Talks follow condemnation by Arab League of US president's decision that triggered protests in Arab and Muslim countries
Abbas to discuss Trump move with Sisi in Cairo
Palestinian president Mahmoud Abbas will travel to Cairo on Monday for talks with Egyptian president Abdel Fattah El Sisi on US president Donald Trump's decision to recognise Jerusalem as Israel's capital.
Mr El Sisi invited Mr Abbas "to a bilateral summit for consultations on Monday in Cairo to discuss developments related to the United States' recognition of Jerusalem as Israel's capital", said Bassam Radi, a spokesman for the Egyptian presidency.
Palestine Liberation Organisation official Wasel Abu Yousef said he understood that Jordan's King Abdullah II would join the meeting, but there was no official confirmation of this.
The official Palestinian news agency Wafa said Mr Abbas and Mr El Sisi spoke by phone on Sunday and agreed "to continue consulting to coordinate common positions".
Mr Trump's move has drawn near universal condemnation, and Palestinian officials say Mr Abbas will refuse to meet US vice president Mike Pence when he travels to the region later this month.
Anger throughout the Muslim and Arab world has included protests in Egypt and Jordan, which also has a special role as the official custodian of Muslim holy sites in Jerusalem.
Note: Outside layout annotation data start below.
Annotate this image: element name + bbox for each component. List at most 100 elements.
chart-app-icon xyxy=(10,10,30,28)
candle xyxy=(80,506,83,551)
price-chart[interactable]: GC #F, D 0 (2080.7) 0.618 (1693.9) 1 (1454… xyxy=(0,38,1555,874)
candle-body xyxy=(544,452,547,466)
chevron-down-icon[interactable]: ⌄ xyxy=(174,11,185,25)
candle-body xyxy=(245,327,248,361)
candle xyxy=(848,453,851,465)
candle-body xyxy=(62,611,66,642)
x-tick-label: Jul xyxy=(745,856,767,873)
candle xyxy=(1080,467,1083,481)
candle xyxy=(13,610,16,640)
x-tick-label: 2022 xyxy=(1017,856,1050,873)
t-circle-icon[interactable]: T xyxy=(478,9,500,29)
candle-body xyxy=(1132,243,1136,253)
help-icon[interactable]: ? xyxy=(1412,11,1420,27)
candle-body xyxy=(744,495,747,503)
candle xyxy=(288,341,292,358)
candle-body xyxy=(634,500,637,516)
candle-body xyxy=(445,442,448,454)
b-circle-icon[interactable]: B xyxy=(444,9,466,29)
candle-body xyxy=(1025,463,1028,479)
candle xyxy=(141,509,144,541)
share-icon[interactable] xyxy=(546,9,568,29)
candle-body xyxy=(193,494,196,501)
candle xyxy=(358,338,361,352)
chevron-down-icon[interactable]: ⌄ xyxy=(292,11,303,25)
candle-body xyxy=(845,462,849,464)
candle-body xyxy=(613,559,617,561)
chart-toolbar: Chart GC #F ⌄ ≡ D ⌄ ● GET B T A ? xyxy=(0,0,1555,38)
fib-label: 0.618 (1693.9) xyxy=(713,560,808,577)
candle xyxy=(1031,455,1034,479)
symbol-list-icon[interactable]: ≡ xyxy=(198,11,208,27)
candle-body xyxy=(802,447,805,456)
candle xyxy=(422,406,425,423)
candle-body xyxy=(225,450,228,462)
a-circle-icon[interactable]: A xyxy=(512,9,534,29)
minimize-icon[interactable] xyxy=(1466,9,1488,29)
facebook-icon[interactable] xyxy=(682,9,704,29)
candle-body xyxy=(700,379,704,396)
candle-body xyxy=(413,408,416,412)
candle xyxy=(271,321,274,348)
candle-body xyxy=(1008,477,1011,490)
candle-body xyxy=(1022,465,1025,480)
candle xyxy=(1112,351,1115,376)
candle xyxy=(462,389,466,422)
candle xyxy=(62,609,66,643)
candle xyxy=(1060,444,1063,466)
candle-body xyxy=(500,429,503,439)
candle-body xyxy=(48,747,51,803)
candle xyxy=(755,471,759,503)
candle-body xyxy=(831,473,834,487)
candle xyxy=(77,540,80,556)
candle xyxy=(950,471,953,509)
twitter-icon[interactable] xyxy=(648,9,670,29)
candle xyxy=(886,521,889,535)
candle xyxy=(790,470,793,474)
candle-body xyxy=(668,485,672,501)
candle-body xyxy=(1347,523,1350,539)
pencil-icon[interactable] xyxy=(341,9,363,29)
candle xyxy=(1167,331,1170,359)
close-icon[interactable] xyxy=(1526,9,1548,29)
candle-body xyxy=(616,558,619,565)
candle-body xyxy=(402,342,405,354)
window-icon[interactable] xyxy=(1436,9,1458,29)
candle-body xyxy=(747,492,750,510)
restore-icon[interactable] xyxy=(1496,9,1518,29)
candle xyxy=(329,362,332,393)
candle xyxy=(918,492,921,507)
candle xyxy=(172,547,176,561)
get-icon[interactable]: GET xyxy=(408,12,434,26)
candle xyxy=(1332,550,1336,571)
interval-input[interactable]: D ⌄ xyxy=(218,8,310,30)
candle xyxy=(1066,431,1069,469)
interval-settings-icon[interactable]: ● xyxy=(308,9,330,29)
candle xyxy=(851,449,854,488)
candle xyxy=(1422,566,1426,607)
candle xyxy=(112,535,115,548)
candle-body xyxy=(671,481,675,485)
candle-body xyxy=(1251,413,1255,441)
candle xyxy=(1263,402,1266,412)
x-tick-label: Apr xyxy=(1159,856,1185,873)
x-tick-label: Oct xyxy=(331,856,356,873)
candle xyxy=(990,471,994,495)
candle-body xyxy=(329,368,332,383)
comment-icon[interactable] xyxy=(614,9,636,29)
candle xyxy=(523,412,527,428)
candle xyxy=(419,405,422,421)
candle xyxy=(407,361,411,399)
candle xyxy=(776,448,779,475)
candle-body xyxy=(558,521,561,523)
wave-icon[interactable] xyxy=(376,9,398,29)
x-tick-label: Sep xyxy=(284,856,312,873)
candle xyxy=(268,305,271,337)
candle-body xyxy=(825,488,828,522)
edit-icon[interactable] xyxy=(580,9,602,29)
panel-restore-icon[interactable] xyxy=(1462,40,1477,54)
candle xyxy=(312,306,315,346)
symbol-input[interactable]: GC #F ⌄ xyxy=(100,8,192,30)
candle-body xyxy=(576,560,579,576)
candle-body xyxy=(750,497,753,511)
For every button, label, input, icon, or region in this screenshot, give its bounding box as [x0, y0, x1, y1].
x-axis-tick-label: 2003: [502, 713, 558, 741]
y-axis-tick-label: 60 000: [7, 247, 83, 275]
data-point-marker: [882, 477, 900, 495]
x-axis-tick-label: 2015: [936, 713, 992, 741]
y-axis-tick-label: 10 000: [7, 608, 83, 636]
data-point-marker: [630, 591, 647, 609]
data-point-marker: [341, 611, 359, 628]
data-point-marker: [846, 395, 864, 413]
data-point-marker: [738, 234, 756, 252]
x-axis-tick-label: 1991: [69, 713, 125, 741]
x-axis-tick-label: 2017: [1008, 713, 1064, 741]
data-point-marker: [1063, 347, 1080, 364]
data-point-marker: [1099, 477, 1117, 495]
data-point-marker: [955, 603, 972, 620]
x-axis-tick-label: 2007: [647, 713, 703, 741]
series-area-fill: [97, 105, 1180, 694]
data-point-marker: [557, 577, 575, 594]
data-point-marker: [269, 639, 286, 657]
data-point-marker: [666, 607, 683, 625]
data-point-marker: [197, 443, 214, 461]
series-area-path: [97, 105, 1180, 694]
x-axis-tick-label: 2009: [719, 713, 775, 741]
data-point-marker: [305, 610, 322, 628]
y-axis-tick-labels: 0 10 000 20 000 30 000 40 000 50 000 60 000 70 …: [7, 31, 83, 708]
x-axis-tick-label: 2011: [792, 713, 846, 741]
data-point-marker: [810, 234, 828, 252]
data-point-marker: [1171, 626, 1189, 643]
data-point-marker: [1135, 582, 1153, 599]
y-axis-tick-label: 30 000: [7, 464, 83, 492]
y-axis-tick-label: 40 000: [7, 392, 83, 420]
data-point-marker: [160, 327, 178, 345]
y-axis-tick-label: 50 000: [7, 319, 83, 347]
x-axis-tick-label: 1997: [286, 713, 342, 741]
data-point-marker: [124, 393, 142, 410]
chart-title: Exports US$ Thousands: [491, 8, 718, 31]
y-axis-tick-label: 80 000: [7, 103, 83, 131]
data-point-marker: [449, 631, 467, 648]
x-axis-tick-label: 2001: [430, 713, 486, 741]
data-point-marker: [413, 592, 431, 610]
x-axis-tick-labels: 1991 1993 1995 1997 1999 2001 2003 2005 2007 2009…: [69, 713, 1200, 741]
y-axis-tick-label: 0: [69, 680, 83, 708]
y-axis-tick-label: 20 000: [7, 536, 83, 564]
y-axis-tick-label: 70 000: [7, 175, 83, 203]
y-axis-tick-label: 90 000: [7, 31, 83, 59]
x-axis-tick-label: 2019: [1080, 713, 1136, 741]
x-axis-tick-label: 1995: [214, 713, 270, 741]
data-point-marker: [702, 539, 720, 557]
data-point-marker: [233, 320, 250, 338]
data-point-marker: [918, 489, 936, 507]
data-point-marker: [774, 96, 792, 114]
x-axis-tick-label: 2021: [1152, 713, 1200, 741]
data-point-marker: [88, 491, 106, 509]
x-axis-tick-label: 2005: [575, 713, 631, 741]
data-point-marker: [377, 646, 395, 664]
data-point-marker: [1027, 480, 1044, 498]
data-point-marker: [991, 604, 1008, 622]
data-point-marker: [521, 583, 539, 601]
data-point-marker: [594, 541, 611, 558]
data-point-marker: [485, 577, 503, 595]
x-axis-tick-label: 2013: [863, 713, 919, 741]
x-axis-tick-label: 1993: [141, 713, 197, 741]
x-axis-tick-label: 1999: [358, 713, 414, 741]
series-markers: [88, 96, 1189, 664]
In Cairo, students and professors demonstrated at the prestigious Al Azhar University, a university spokesman said, with pictures on social media showing several hundred protesters. Dozens of students protested at two other Cairo universities.
Arab foreign ministers on Saturday called on the United States to rescind its recognition of Jerusalem as Israel's capital and for the international community to recognise a Palestinian state.
In a resolution after an emergency meeting in Cairo, Arab League member ministers said the United States had "withdrawn itself as a sponsor and broker" of the Israeli-Palestinian peace process with its controversial move.
The ministers met at the league's headquarters in Cairo to formulate a response to the US decision.
Egypt's top Muslim and Christian clerics have both cancelled scheduled meetings with Mr Pence in protest at the Jerusalem decision.
Israel seized Arab east Jerusalem from Jordan in the 1967 Arab-Israeli War and later annexed it in a move never recognised by the international community.
The Palestinians want the eastern sector as the capital of their future state.
The international community does not recognise the ancient city as Israel's capital, insisting that the issue can only be resolved in negotiations.